7.2. The Service Provider shall:

  • Take reasonable steps to ensure that Subprocessors are subject to obligations that provide an appropriate level of protection for Personal Data, consistent with this Agreement.
  • Remain responsible for the performance of Subprocessors engaged for Processing in connection with the Services.

8. Cross-Border Data Transfers

8.1. Personal Data may be processed or stored in jurisdictions outside the Data User’s country of establishment where required for the provision of the Services.
8.2. The Service Provider shall take reasonable steps to ensure that any such cross-border Processing is carried out in accordance with applicable data protection laws.

9. Data Subject Requests

9.1. Where reasonably practicable, the Service Provider shall assist the Data User in responding to lawful requests from Data Subjects relating to Personal Data processed in connection with the Services, taking into account the nature of the Services and the information available to the Service Provider.

10. Data Retention and Deletion

10.1. The Service Provider shall retain Personal Data only for the duration required to provide services.
10.2. Upon termination of services, the Service Provider shall delete or return all Personal Data, unless otherwise required by law.

11. Compliance Information

11.1. Upon reasonable request, the Service Provider shall provide the Data User with information reasonably necessary to demonstrate compliance with this Agreement, subject to confidentiality and security constraints.
11.2. Any on-site or independent audit may be conducted only where required by applicable law or where otherwise agreed in writing by the parties, and shall be subject to reasonable scope, scheduling, confidentiality, and security requirements.

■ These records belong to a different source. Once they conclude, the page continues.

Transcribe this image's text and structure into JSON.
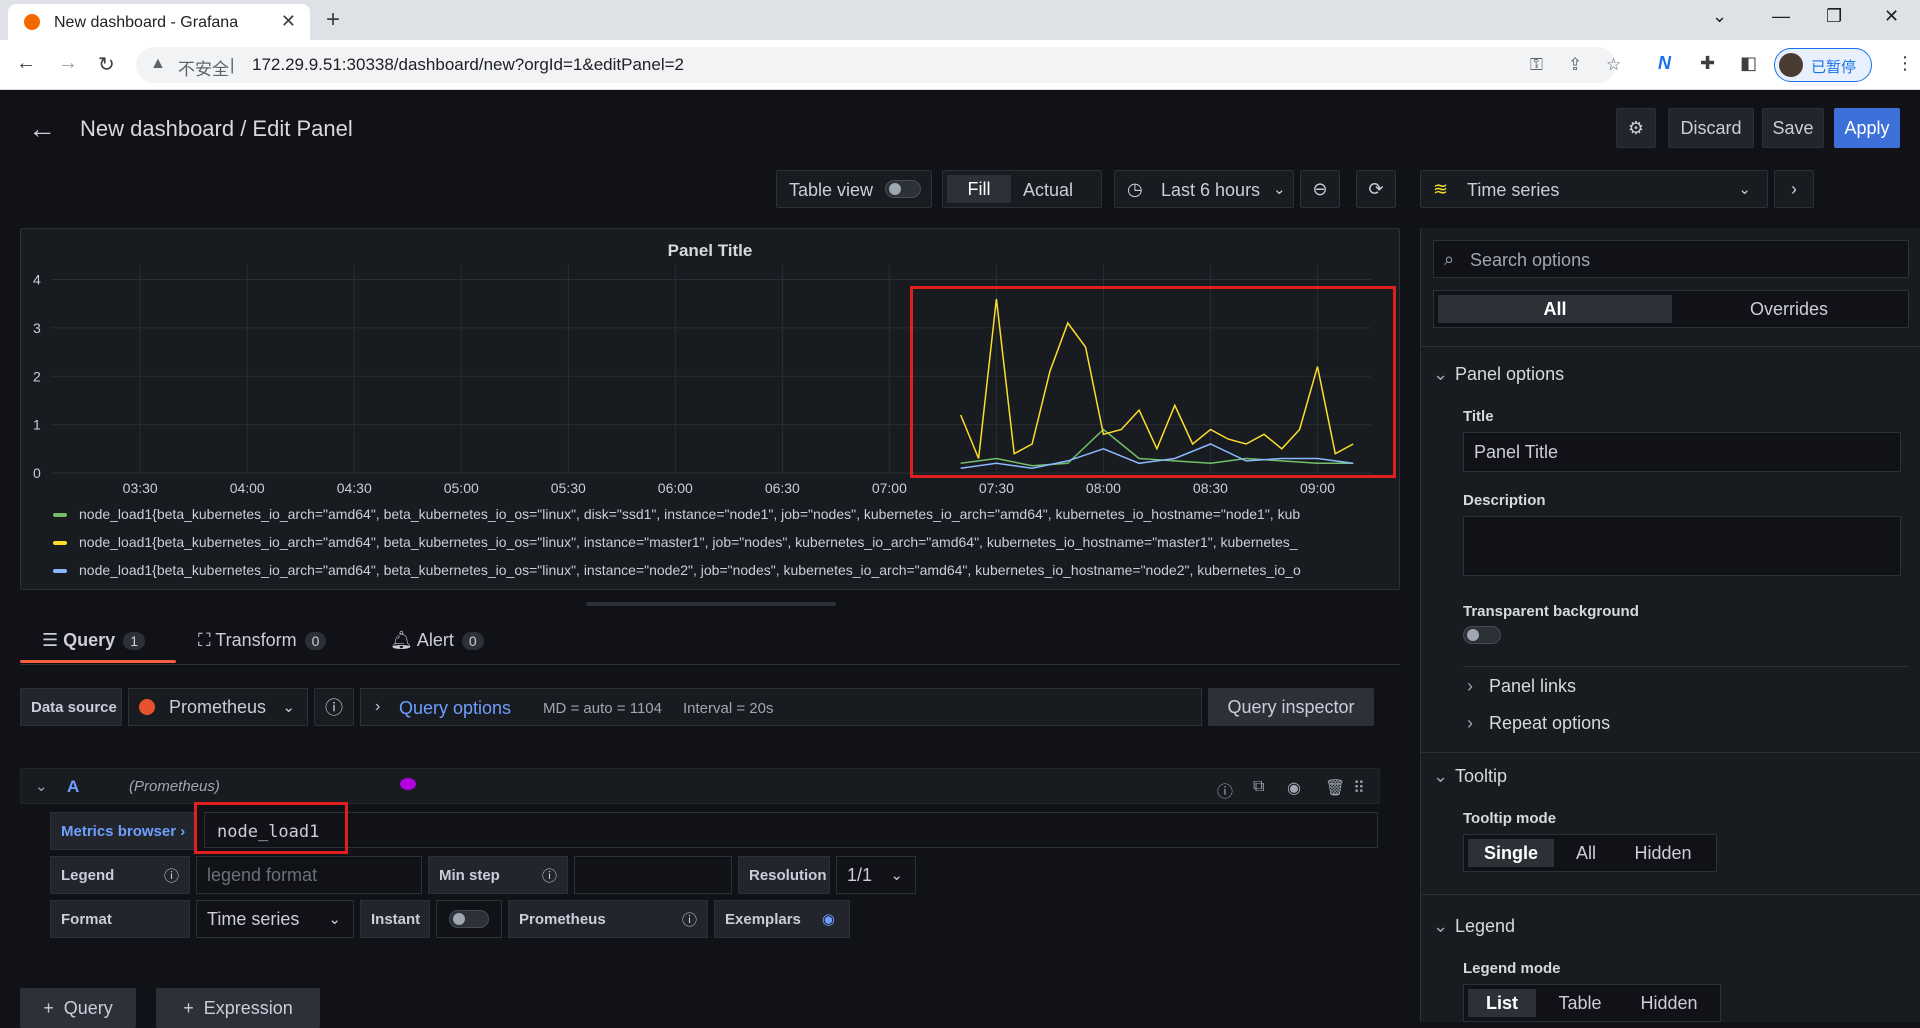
{
  "browser": {
    "tab_title": "New dashboard - Grafana",
    "insecure_label": "不安全",
    "url": "172.29.9.51:30338/dashboard/new?orgId=1&editPanel=2",
    "profile_label": "已暂停"
  },
  "header": {
    "title": "New dashboard / Edit Panel",
    "discard": "Discard",
    "save": "Save",
    "apply": "Apply"
  },
  "toolbar": {
    "table_view": "Table view",
    "fill": "Fill",
    "actual": "Actual",
    "time_range": "Last 6 hours"
  },
  "panel": {
    "title": "Panel Title"
  },
  "chart_data": {
    "type": "line",
    "title": "Panel Title",
    "y_ticks": [
      "0",
      "1",
      "2",
      "3",
      "4"
    ],
    "ylim": [
      0,
      4.3
    ],
    "x_ticks": [
      "03:30",
      "04:00",
      "04:30",
      "05:00",
      "05:30",
      "06:00",
      "06:30",
      "07:00",
      "07:30",
      "08:00",
      "08:30",
      "09:00"
    ],
    "x_range": [
      "03:05",
      "09:15"
    ],
    "data_start": "07:20",
    "series": [
      {
        "name": "node_load1{beta_kubernetes_io_arch=\"amd64\", beta_kubernetes_io_os=\"linux\", disk=\"ssd1\", instance=\"node1\", job=\"nodes\", kubernetes_io_arch=\"amd64\", kubernetes_io_hostname=\"node1\", kub",
        "color": "#73bf69",
        "x": [
          "07:20",
          "07:30",
          "07:40",
          "07:50",
          "08:00",
          "08:10",
          "08:20",
          "08:30",
          "08:40",
          "08:50",
          "09:00",
          "09:10"
        ],
        "values": [
          0.2,
          0.3,
          0.15,
          0.2,
          0.9,
          0.3,
          0.25,
          0.2,
          0.3,
          0.25,
          0.2,
          0.2
        ]
      },
      {
        "name": "node_load1{beta_kubernetes_io_arch=\"amd64\", beta_kubernetes_io_os=\"linux\", instance=\"master1\", job=\"nodes\", kubernetes_io_arch=\"amd64\", kubernetes_io_hostname=\"master1\", kubernetes_",
        "color": "#fade2a",
        "x": [
          "07:20",
          "07:25",
          "07:30",
          "07:35",
          "07:40",
          "07:45",
          "07:50",
          "07:55",
          "08:00",
          "08:05",
          "08:10",
          "08:15",
          "08:20",
          "08:25",
          "08:30",
          "08:35",
          "08:40",
          "08:45",
          "08:50",
          "08:55",
          "09:00",
          "09:05",
          "09:10"
        ],
        "values": [
          1.2,
          0.3,
          3.6,
          0.4,
          0.6,
          2.1,
          3.1,
          2.6,
          0.8,
          0.9,
          1.3,
          0.5,
          1.4,
          0.6,
          0.9,
          0.7,
          0.6,
          0.8,
          0.5,
          0.9,
          2.2,
          0.4,
          0.6
        ]
      },
      {
        "name": "node_load1{beta_kubernetes_io_arch=\"amd64\", beta_kubernetes_io_os=\"linux\", instance=\"node2\", job=\"nodes\", kubernetes_io_arch=\"amd64\", kubernetes_io_hostname=\"node2\", kubernetes_io_o",
        "color": "#8ab8ff",
        "x": [
          "07:20",
          "07:30",
          "07:40",
          "07:50",
          "08:00",
          "08:10",
          "08:20",
          "08:30",
          "08:40",
          "08:50",
          "09:00",
          "09:10"
        ],
        "values": [
          0.1,
          0.2,
          0.1,
          0.25,
          0.5,
          0.2,
          0.3,
          0.6,
          0.25,
          0.3,
          0.3,
          0.2
        ]
      }
    ],
    "grid": true,
    "legend": "bottom"
  },
  "query_tabs": {
    "query": "Query",
    "query_count": "1",
    "transform": "Transform",
    "transform_count": "0",
    "alert": "Alert",
    "alert_count": "0"
  },
  "query": {
    "data_source_label": "Data source",
    "data_source": "Prometheus",
    "query_options": "Query options",
    "md": "MD = auto = 1104",
    "interval": "Interval = 20s",
    "inspector": "Query inspector",
    "ref_id": "A",
    "ref_ds": "(Prometheus)",
    "metrics_browser": "Metrics browser",
    "expr": "node_load1",
    "legend_label": "Legend",
    "legend_placeholder": "legend format",
    "min_step_label": "Min step",
    "resolution_label": "Resolution",
    "resolution": "1/1",
    "format_label": "Format",
    "format": "Time series",
    "instant_label": "Instant",
    "prometheus_label": "Prometheus",
    "exemplars_label": "Exemplars",
    "add_query": "Query",
    "add_expression": "Expression"
  },
  "options": {
    "visualization": "Time series",
    "search_placeholder": "Search options",
    "tab_all": "All",
    "tab_overrides": "Overrides",
    "panel_options": "Panel options",
    "title_label": "Title",
    "title_value": "Panel Title",
    "description_label": "Description",
    "transparent_label": "Transparent background",
    "panel_links": "Panel links",
    "repeat_options": "Repeat options",
    "tooltip": "Tooltip",
    "tooltip_mode": "Tooltip mode",
    "tooltip_single": "Single",
    "tooltip_all": "All",
    "tooltip_hidden": "Hidden",
    "legend": "Legend",
    "legend_mode": "Legend mode",
    "legend_list": "List",
    "legend_table": "Table",
    "legend_hidden": "Hidden"
  }
}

12. Liability and Indemnification

12.1. The Service Provider shall be liable only for breaches of this Agreement caused by its own negligence or willful misconduct.
12.2. The Data User shall indemnify and hold harmless the Service Provider against claims arising from the Data User’s unlawful Processing of Personal Data or failure to comply with applicable data protection obligations.

13. Term and Termination

13.1. This Agreement remains in effect for the duration of the Data User’s use of the Service Provider’s services.
13.2. Upon termination, the Service Provider shall delete or return Personal Data unless legal retention obligations apply.

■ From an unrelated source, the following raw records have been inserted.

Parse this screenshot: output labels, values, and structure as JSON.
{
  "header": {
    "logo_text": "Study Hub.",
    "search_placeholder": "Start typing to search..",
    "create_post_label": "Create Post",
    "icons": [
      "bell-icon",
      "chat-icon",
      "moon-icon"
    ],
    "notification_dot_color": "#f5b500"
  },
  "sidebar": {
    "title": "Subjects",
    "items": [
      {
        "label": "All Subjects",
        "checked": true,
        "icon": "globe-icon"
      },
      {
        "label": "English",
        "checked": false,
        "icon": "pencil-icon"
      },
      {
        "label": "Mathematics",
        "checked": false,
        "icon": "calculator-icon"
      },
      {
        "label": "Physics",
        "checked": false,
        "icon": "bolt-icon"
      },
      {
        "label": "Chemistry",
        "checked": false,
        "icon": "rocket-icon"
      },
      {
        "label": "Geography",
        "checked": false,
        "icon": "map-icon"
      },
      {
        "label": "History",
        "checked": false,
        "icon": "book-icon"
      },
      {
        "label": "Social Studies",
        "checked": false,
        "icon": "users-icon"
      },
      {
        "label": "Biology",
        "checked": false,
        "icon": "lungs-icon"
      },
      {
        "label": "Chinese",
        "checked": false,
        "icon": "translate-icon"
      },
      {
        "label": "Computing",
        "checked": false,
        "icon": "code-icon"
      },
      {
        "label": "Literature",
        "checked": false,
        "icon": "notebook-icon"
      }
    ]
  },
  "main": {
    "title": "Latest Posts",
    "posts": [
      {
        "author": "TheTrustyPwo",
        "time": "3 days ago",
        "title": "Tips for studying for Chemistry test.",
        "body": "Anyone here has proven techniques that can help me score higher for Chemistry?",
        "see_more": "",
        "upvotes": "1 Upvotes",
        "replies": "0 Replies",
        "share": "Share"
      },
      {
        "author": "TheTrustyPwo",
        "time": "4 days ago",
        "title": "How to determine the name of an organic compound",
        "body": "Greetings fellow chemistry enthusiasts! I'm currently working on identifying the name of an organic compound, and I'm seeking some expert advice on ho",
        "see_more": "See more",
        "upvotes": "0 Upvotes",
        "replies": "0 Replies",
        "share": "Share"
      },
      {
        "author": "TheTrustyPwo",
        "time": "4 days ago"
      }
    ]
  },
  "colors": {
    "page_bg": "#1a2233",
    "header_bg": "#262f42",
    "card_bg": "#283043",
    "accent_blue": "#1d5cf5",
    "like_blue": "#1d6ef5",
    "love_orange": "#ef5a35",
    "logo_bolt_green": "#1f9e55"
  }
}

14. Governing Law and Jurisdiction

14.1. This Agreement shall be governed by and construed in accordance with the laws of Hong Kong.
14.2. Any disputes arising out of or in connection with this Agreement shall be subject to the exclusive jurisdiction of the courts of Hong Kong.

15. Miscellaneous

15.1. If any provision of this Agreement is found invalid, the remainder shall remain in full force.
15.2. This Agreement supersedes any prior data processing terms.
15.3. The Service Provider reserves the right to update this Agreement to reflect changes in legal requirements.